The steam locomotives of the type Fz of the Royal Württemberg State Railways were cogwheel locomotives whose gearwheel drive was designed for driving on rails with the Riggenbach rack and pinion system . Seven machines (Nos. 591 to 596 and 599) were taken over by the Deutsche Reichsbahn and in 1925 classified as class 97.3 in their numbering plan .

The first four copies of the locomotive were named Achalm , Grafeneck , Lichtenstein and Münsingen and were used on the Honau – Lichtenstein cog railway . The five younger specimens drove between Freudenstadt and Klosterreichenbach . In contrast to the first four, these vehicles had a connecting pipe between the two steam domes.

Outline drawing of the Württemberg vehicle

The boiler and drive were taken over by the Württembergische F.

The machines had gears on the first and second axes, which were driven by a small gear in between.

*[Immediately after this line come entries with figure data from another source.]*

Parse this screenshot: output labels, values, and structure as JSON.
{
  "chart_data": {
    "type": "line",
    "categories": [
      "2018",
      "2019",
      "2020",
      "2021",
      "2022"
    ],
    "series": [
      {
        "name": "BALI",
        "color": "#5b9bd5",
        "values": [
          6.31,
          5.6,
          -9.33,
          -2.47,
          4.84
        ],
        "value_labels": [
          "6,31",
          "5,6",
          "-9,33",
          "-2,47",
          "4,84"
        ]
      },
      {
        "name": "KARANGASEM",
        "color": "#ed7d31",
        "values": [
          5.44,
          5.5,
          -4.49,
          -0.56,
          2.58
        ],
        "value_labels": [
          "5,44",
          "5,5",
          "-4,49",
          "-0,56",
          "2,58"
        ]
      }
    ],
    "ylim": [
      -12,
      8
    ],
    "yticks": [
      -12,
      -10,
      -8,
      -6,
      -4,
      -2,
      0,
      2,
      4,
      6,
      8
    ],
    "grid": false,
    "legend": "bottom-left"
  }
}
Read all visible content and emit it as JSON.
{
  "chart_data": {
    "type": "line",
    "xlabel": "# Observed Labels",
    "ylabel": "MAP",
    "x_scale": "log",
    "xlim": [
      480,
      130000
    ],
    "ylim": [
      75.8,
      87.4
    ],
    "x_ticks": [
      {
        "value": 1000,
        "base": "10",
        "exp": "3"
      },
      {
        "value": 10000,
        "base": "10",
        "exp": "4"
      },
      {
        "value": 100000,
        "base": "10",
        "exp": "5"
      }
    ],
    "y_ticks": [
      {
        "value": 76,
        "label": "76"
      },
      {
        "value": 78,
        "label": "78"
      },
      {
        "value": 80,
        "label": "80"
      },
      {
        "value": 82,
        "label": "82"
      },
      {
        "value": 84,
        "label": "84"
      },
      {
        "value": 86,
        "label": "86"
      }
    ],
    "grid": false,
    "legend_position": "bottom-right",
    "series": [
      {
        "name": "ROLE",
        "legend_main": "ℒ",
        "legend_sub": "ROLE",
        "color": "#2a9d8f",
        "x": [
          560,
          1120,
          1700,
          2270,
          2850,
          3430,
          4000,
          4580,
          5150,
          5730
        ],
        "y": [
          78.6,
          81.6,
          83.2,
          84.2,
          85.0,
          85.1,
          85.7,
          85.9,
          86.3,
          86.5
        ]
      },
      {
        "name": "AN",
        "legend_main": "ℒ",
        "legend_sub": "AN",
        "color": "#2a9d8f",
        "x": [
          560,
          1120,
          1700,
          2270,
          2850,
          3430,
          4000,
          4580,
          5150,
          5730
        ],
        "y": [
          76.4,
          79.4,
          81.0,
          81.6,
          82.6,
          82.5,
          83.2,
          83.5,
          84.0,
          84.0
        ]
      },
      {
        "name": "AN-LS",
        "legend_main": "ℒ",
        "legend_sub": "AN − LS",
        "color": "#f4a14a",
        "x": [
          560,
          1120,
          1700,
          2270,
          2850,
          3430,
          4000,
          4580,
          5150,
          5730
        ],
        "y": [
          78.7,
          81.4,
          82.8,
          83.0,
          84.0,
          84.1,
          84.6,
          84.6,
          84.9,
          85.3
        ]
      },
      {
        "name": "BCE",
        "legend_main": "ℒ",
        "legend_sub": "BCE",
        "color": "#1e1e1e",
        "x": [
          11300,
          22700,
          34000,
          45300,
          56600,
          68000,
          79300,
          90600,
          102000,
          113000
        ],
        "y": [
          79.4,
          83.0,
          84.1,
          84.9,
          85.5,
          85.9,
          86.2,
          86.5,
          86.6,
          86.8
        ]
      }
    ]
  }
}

The small gear itself was driven by the inner two cylinders of the four-cylinder steam engine. The machines could either be operated as a compound machine with successive superheated steam - wet steam operation or, for higher capacities, as a quad machine with direct boiler steam feed to all cylinders. The control mechanics of the internal steam engine was so complex and prone to failure that the locomotives were decommissioned and scrapped by the Deutsche Reichsbahn by 1930. The boiler also did not meet the requirements. The rack had to be kept on the rack almost regularly when driving up the mountain, as all the steam was used up and more had to be cooked.